PROPOSALS to repeal anti-trade union legislation have been rejected by the Assembly.
MLAs voted by 43 to 38 to reject the bill by People Before Profit's Gerry Carroll, who said it would "remedy" laws which stem "back to Margaret Thatcher and her attacks on striking workers."
The People Before Profit proposals were supported by Sinn Féin and the SDLP, but were defeated by votes from the DUP, UUP and Alliance Party. The Green Party abstained from the vote.
The Trade Union and Labour Relations (Amendment) Bill would have allowed unions to show "solidarity action" with workers in other sectors or workplaces.
It would have reduce the required notice period before a union can take industrial action from seven days to two, and lowered the minimum number of employees needed for an employer to consider a request for industrial action by a trade union from 21 to five.
The raft of reforms, which aimed to make it easier for workers to strike, would also have removed the requirement for a postal ballot process before taking industrial action, allowing for a ballot to be conducted digitally or in-person.
Ahead of the vote, several trade unions attended a rally outside Stormont in support of the Bill.
Moving the Trade Union Freedom Bill this week in Stormont.— Gerry Carroll (@GerryCarrollPBP) March 3, 2022
It wasn't passed *this* time. But hopefully we'll be back again with more bills for workers rights.
There is power in a union✊✊ pic.twitter.com/1x6L5Bwvx5
Striking members of the University and College Union (UCU) at Queen's, as well as members of NIPSA, GMB, the National Union of Journalists (NUJ), Aegis, the Allied and Bakers Union and the Derry Trades Union Council, urged MLAs to vote for the Bill.
Speaking during the debate, West Belfast MLA Gerry Carroll said his Bill would "reverse the trend of decades of attacks" on trade unions.
"There is an onus on the assembly to hear the appeal of workers that has been left shamefully untouched for over 20 years," he added. "This decade should be one in which workers' rights are protected."
DUP Economy Minister Gordon Lyons spoke against the bill, expressing concern about its potential cost for businesses.
"I am concerned that the only reason for reducing the notice period would be to cause maximum disruption at a time we can least afford it," he said.
Taking to social media following Tuesday night's result, Mr Carroll said: "Unfortunately my bill didn't pass tonight against the wishes of workers and trade unions across our communities.
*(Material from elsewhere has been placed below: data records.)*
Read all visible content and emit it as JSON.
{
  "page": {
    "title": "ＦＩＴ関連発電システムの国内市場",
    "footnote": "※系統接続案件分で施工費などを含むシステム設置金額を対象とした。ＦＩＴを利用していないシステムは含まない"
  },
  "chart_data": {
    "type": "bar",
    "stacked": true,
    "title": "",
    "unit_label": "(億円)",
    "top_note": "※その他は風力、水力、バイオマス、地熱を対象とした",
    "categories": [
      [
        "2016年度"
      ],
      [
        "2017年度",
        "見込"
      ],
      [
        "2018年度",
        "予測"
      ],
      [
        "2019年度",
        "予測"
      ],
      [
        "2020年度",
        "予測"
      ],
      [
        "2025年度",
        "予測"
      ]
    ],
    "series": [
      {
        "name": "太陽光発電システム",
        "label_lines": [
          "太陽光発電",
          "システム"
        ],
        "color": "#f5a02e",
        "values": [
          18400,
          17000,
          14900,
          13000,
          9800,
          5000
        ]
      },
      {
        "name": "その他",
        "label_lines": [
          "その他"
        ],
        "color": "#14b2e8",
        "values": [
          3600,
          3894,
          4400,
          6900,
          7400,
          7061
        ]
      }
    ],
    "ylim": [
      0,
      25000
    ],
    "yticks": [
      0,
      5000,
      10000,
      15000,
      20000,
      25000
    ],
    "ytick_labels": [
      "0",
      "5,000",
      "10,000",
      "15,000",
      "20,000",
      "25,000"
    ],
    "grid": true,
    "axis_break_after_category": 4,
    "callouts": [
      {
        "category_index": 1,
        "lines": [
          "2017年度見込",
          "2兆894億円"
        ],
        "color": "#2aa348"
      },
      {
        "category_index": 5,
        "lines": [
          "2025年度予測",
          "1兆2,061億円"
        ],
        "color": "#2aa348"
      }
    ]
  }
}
"Disgracefully, parties that present themselves as 'liberal' couldn't stomach voting against Thatcher's anti-union laws which haven't been touched from when they were installed here. People should remember where their MLAs stood on this issue and how they voted.
"Despite tonight's disappointing result, we will still raised the banner of workers' rights at every opportunity and I'll be back on picket lines with striking workers in the morning."